Student Media – Dos and Don’ts
Top tips you need to know before sending your press releases to student media
Student publications are a great place to get your press release some coverage and target a different audience. I’m the Online Editor for The Mancunion Student Newspaper at the University of Manchester and it’s an amazing publication to be part of. With over 15 sections covering everything from investigations to creative submissions there are pieces that everyone wants to read. Lots of other universities across the UK have award winning publications. These include Exeposé (The University of Exeter), Nouse (University of York) and Impact (University of Nottingham).
Each student publication will have different design formats and styles of writing unique to that university. However they all want engaging stories that are relevant to student life around their university. Also, being ran by students, most stories are pitched and written by those at university. Indeed, press releases are welcome as fresh and engaging stories haven’t been covered.
I’ve seen the criteria these publications go through to select press releases, so, here are some tips and tricks to make sure you’re not turned away.
1. Easy to read
If there’s complicated language or technological terms this will only confuse readers. If it’s not easy to understand within the opening, a publication will turn it away. In contrast, these publications are looking for fun stories that students tell their friends in the pub, even the simplest of ideas get coverage.
2. Know your audience
Although the audience is obviously students, universities always have allegiances with groups or particular interests. Press releases are more likely to get pickup if a specific publication has a unique interest in what you’re pitching. Every publication has a news section, many will have other sections. These range from investigations to creative submissions with niche audiences that would be great to engage with.
3. Political affiliations
Also, if a publication has political or social connections this will determine whether they publish a press release. It’s obvious most student publications are left leaning. Consider whether the press release is appropriate to a student audience. The Mancunion recently wrote an article surrounding the unsurprising statistics on gender demographics, highlighting their liberal political stance.

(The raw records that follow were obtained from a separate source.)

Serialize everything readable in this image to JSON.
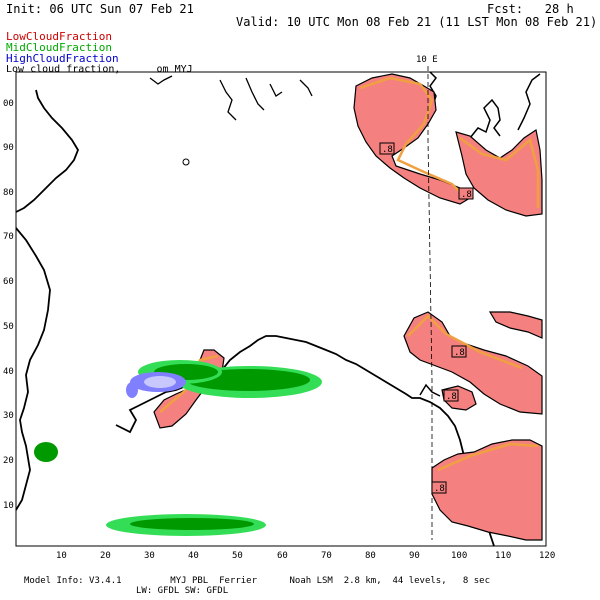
{
  "header": {
    "init": "Init: 06 UTC Sun 07 Feb 21",
    "fcst": "Fcst:   28 h",
    "valid": "Valid: 10 UTC Mon 08 Feb 21 (11 LST Mon 08 Feb 21)"
  },
  "legend": {
    "low": "LowCloudFraction",
    "mid": "MidCloudFraction",
    "high": "HighCloudFraction",
    "subtitle": "Low cloud fraction,      om MYJ"
  },
  "colors": {
    "low_fill": "#f58080",
    "low_contour": "#f0a040",
    "mid": "#009900",
    "mid_light": "#33dd55",
    "high": "#8080ff",
    "legend_low": "#cc0000",
    "legend_mid": "#00aa00",
    "legend_high": "#0000cc"
  },
  "meridian_label": "10 E",
  "contour_labels": [
    ".8",
    ".8",
    ".8",
    ".8",
    ".8"
  ],
  "axes": {
    "x_ticks": [
      "10",
      "20",
      "30",
      "40",
      "50",
      "60",
      "70",
      "80",
      "90",
      "100",
      "110",
      "120"
    ],
    "y_ticks": [
      "10",
      "20",
      "30",
      "40",
      "50",
      "60",
      "70",
      "80",
      "90",
      "00"
    ]
  },
  "footer": {
    "line1": "Model Info: V3.4.1         MYJ PBL  Ferrier      Noah LSM  2.8 km,  44 levels,   8 sec",
    "line2": "LW: GFDL SW: GFDL"
  }
}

4. Format of the publication
In addition, knowing whether the publication prints in a newspaper form may depend on the success of a press release. The potential for a design team to create a fun spread with it and have a print copy would be great. The Mancunion publishes a print copy every 2 weeks. In fact, they’re always looking for articles they can put a fun and artistic spin on in print.
5. Media connections
Most student publications have connections to other media sources within their university like radio or tv stations. For example, The Mancunion is part of the Manchester Media Group which includes Fuse FM and Fuse TV. Researching whether these groups would share your story would widen its coverage.
6. Relatable pieces
Every piece published must be relatable and relevant to the students at that university. Stories surrounding student life are easy stories for these publications. But any story that can be attractive to students, either for events or just regional news happening around the university is great. For example, an Agony Aunt section where students can get advice for their worries.
7. Know the student areas
Be aware of where most of the student population live. Having a story based in an area that many students will want to know about will boost the chances of publications picking up a press release as it’s important to many of their readers. In Manchester, Fallowfield is the heart of students at all universities across the city, as a result, we always publish stories from this area in The Mancunion.
8. Usefulness of the story
Finally, as with any press release, not being too sales-y or pushy is vital in securing a student publication story. If it isn’t relatable to the student community it must not be a useful story tell because of the area it’s in or is a niche subject matter. Consequently, selling the press release by simply being an interesting piece to publish is key.